(usunięte przez administratora)
zgadzam się w 100% z przedmówcą(usunięte przez admnistratora) miałam umowę z tą firmą na cały rok,pracowałam tylko 2 miesiące a potem mój telefon milczał przez kilka miesięcy. Po kilku miesiącach dzwoni staff service ze zleceniem (ale w ogóle nie odebrałam). Oni szukają tylko pracowników na miesiąc
A skąd wiesz Koranora, że dzwonili do Ciebie ze zleceniem, skoro nie odebrałeś telefonu...??? Może dzwonili w zupełnie innej sprawie? A może dostali informację z hotelu, że nie radzisz sobie w tej pracy i żeby Ciebie więcej nie wysyłać do pracy? A może przyjąłeś zlecenie i nie poszedłeś do pracy i przestali dzwonić ? Tego nie wiesz, ale obsmarować firmę musisz. Jeśli zaś chodzi o legitymację to wystarczy, że ją doniesiesz i pieniądze dostaniesz. Każdy kto ma umowę dostaje pieniądze za swoją pracę. Proste. Nie rozumiem ludzi, którzy nie stosują się do podstawowych jasno określonych ustaleń a później obsmarowują firmę w internecie. Niestety, ale tak jest takim osobom najłatwiej(nie chodzi mi tutaj tylko o Staff Service, ale też o niektóre opinie ludzi na temat innych firm). Dlaczego inni ludzie jakoś pracują regularnie po kilka miesięcy a nawet lat i wypłatę dostają zawsze na czas? Bo są osobami odpowiedzialnymi szanującymi swoją pracę i innych.
Strój każdy musi mieć swój i nie ma żadnych dodatków za ich pranie. Co do ilości zleceń to zależy od tygodnia. Czasami jest praca codziennie, czasami kilka razy w tygodniu. Od września jest raczej codziennie.

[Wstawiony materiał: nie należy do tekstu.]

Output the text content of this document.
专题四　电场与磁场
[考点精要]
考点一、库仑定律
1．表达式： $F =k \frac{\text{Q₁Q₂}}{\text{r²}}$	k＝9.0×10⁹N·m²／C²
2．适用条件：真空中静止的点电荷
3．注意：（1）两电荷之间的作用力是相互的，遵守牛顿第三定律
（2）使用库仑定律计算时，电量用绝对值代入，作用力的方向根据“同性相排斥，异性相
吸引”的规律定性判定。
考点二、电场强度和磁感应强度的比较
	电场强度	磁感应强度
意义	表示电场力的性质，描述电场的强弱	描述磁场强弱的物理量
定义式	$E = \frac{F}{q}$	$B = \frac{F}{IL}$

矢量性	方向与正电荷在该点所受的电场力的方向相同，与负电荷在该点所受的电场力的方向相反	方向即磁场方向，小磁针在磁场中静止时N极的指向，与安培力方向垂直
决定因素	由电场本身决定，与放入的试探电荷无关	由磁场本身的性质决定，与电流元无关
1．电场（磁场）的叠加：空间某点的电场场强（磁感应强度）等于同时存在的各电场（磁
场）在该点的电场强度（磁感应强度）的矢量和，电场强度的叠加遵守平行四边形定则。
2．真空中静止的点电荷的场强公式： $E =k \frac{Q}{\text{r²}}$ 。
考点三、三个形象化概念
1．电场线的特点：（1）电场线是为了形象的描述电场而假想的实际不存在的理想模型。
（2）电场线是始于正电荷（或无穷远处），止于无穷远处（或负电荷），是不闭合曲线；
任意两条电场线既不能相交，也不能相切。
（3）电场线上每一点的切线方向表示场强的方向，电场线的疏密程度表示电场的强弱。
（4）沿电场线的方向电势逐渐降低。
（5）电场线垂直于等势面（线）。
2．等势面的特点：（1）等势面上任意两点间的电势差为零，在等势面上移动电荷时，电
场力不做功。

Do jakich restauracji/ hoteli wysyłają do pracy? Jaka atmosfera w pracy?
Ktos sie wybiera tam jutro?
Mam wybrac się w czwartek na szkolenie ,własciwie jak to jest z tą stawką 16 zł , bo z kilku postów tu wynika ,że to ściema.. co konkretnie się robi w tych hotelach ? i w jakich godzinach głownie praca ?
Mam wybrac się w czwartek na szkolenie ,własciwie jak to jest z tą stawką 16 zł , bo z kilku postów tu wynika ,że to ściema.. co konkretnie się robi w tych hotelach ?

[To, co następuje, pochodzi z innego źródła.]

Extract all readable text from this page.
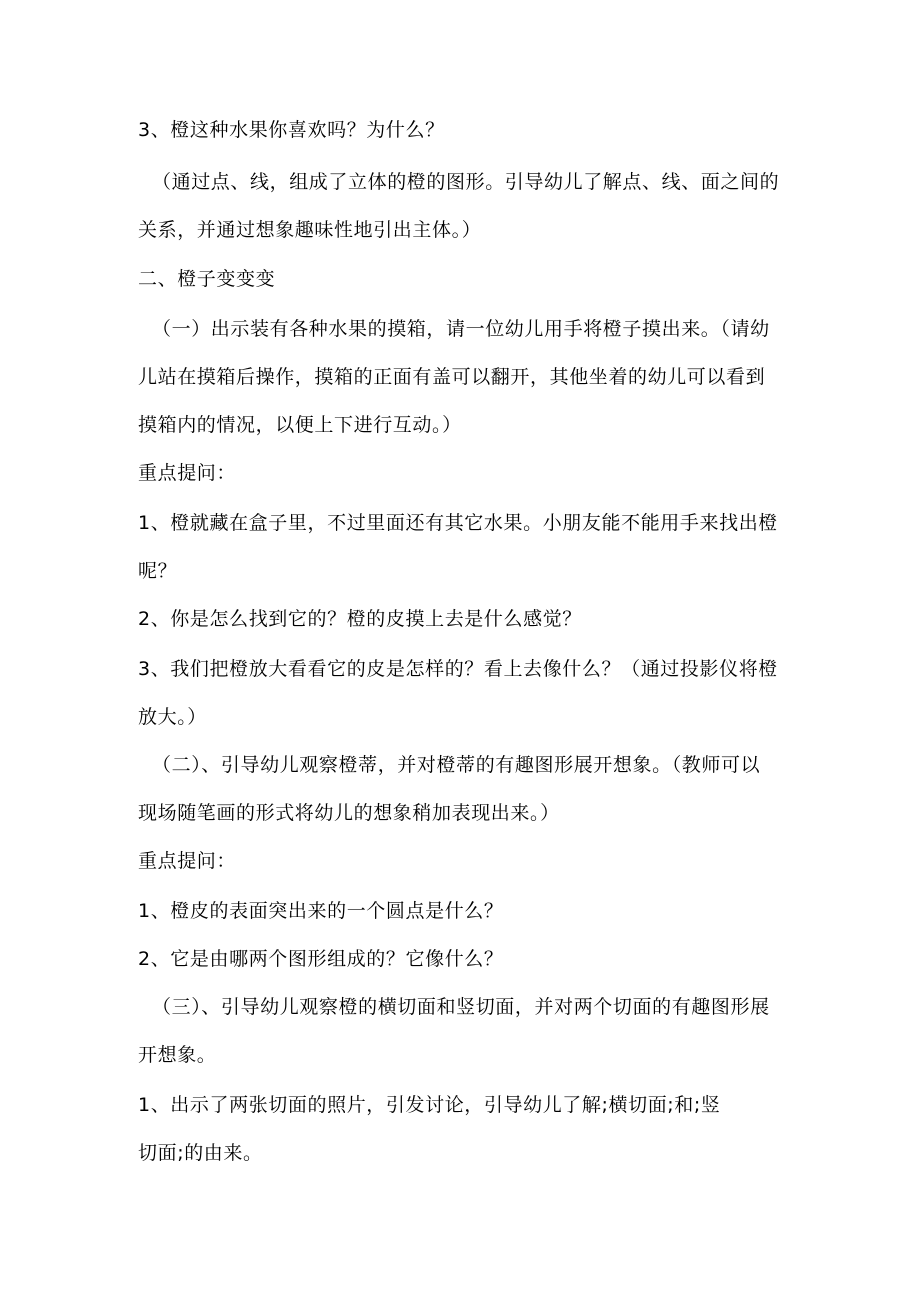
3、橙这种水果你喜欢吗？为什么？
（通过点、线，组成了立体的橙的图形。引导幼儿了解点、线、面之间的
关系，并通过想象趣味性地引出主体。）
二、橙子变变变
（一）出示装有各种水果的摸箱，请一位幼儿用手将橙子摸出来。（请幼
儿站在摸箱后操作，摸箱的正面有盖可以翻开，其他坐着的幼儿可以看到
摸箱内的情况，以便上下进行互动。）
重点提问：
1、橙就藏在盒子里，不过里面还有其它水果。小朋友能不能用手来找出橙
呢？
2、你是怎么找到它的？橙的皮摸上去是什么感觉？
3、我们把橙放大看看它的皮是怎样的？看上去像什么？（通过投影仪将橙
放大。）
（二）、引导幼儿观察橙蒂，并对橙蒂的有趣图形展开想象。（教师可以
现场随笔画的形式将幼儿的想象稍加表现出来。）
重点提问：
1、橙皮的表面突出来的一个圆点是什么？
2、它是由哪两个图形组成的？它像什么？
（三）、引导幼儿观察橙的横切面和竖切面，并对两个切面的有趣图形展
开想象。
1、出示了两张切面的照片，引发讨论，引导幼儿了解;横切面;和;竖
切面;的由来。
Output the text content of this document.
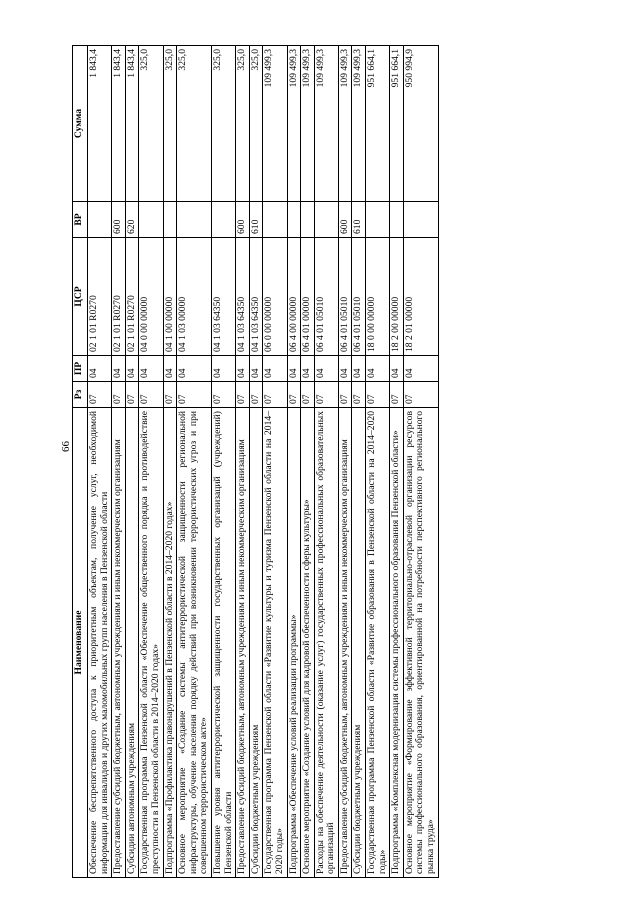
66
Наименование	Рз	ПР	ЦСР	ВР	Сумма
Обеспечение беспрепятственного доступа к приоритетным объектам, получение услуг, необходимой информации для инвалидов и других маломобильных групп населения в Пензенской области	07	04	02 1 01 R0270		1 843,4
Предоставление субсидий бюджетным, автономным учреждениям и иным некоммерческим организациям	07	04	02 1 01 R0270	600	1 843,4
Субсидии автономным учреждениям	07	04	02 1 01 R0270	620	1 843,4
Государственная программа Пензенской области «Обеспечение общественного порядка и противодействие преступности в Пензенской области в 2014–2020 годах»	07	04	04 0 00 00000		325,0
Подпрограмма «Профилактика правонарушений в Пензенской области в 2014–2020 годах»	07	04	04 1 00 00000		325,0
Основное мероприятие «Создание системы антитеррористической защищенности региональной инфраструктуры, обучение населения порядку действий при возникновении террористических угроз и при совершенном террористическом акте»	07	04	04 1 03 00000		325,0
Повышение уровня антитеррористической защищенности государственных организаций (учреждений) Пензенской области	07	04	04 1 03 64350		325,0
Предоставление субсидий бюджетным, автономным учреждениям и иным некоммерческим организациям	07	04	04 1 03 64350	600	325,0
Субсидии бюджетным учреждениям	07	04	04 1 03 64350	610	325,0
Государственная программа Пензенской области «Развитие культуры и туризма Пензенской области на 2014–2020 годы»	07	04	06 0 00 00000		109 499,3
Подпрограмма «Обеспечение условий реализации программы»	07	04	06 4 00 00000		109 499,3
Основное мероприятие «Создание условий для кадровой обеспеченности сферы культуры»	07	04	06 4 01 00000		109 499,3
Расходы на обеспечение деятельности (оказание услуг) государственных профессиональных образовательных организаций	07	04	06 4 01 05010		109 499,3
Предоставление субсидий бюджетным, автономным учреждениям и иным некоммерческим организациям	07	04	06 4 01 05010	600	109 499,3
Субсидии бюджетным учреждениям	07	04	06 4 01 05010	610	109 499,3
Государственная программа Пензенской области «Развитие образования в Пензенской области на 2014–2020 годы»	07	04	18 0 00 00000		951 664,1
Подпрограмма «Комплексная модернизация системы профессионального образования Пензенской области»	07	04	18 2 00 00000		951 664,1
Основное мероприятие «Формирование эффективной территориально-отраслевой организации ресурсов системы профессионального образования, ориентированной на потребности перспективного регионального рынка труда»	07	04	18 2 01 00000		950 994,9
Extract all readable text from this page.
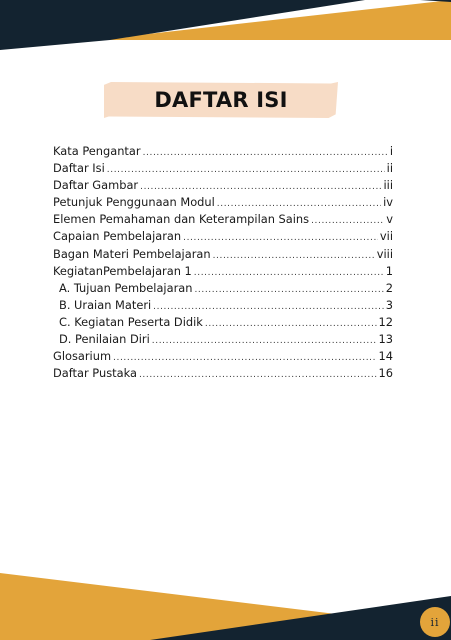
DAFTAR ISI
Kata Pengantar .....	i
Daftar Isi .....	ii
Daftar Gambar .....	iii
Petunjuk Penggunaan Modul .....	iv
Elemen Pemahaman dan Keterampilan Sains .....	v
Capaian Pembelajaran .....	vii
Bagan Materi Pembelajaran .....	viii
KegiatanPembelajaran 1 .....	1
A. Tujuan Pembelajaran .....	2
B. Uraian Materi .....	3
C. Kegiatan Peserta Didik .....	12
D. Penilaian Diri .....	13
Glosarium .....	14
Daftar Pustaka .....	16
ii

Wlasnie jestem po szkoleniu. Osoby ktore to prowadzily wydaja sie byc sympatyczne wiec to juz jest plusem. Praca wyglada ciekawie i bardzo zachecajaco. Jesli uda mi sie skompletowac stroj to w piatek popoludniu pojde na pierwsze zlecenie do hiltonu. A pozniej w razie czego podpisanie umowy czeka. I zobaczymy :)
ja juz po pierwszych trzech zleceniach. ciężko, ale warto. a ze strojami to roznie. np moga byc czarne baleriny/obcasiki, dlugie czarne eleganckie spodnie w kancik/ czarna spodnica do kolan, biala koszula z dlugim rekawem, ew. czarna kamizelka, czarna mucha/krawat. ale to zalezy od miejsca w ktorym bedziesz miec zlecenie. i dzien wczesniej informuja cie jaki masz stroj zabrac ze sobą
^źle przeczytałam- moja wypowiedź skierowana jest do Antka. :)
Tak, byłem wtedy na szkoleniu. Od tej pory juz kilka razy pracowałem bo miałem strój i książeczkę z poprzedniej pracy. Jak narazie wszystko wyglada dobrze. Pensje będę odbierał dopiero we wrześniu, ale tak jak mi mówił mi mój kolega i inni kelnerzy których spotkałem w pracy nie ma problemu z wypłata. Ponoć firma wypłacalna i pieniądze zawsze na czas bez żadnych ściem tak jak ostatnio słyszałem w radio o innych podobnych firmach. Na razie nie pracowałem codziennie, ale juz do mnie dzwonili, ze od września zaczyna sie mocny sezon i żebym nigdzie nie wyjeżdżał na dłużej bo pracy ma byc duzo. Tyle w temacie. Powodzenia na szkoleniu i do zobaczenia w hotelach. Aaaa do Stud-umowa jest zwykła zlecenie. Nie ma tam nic nadzwyczajnego.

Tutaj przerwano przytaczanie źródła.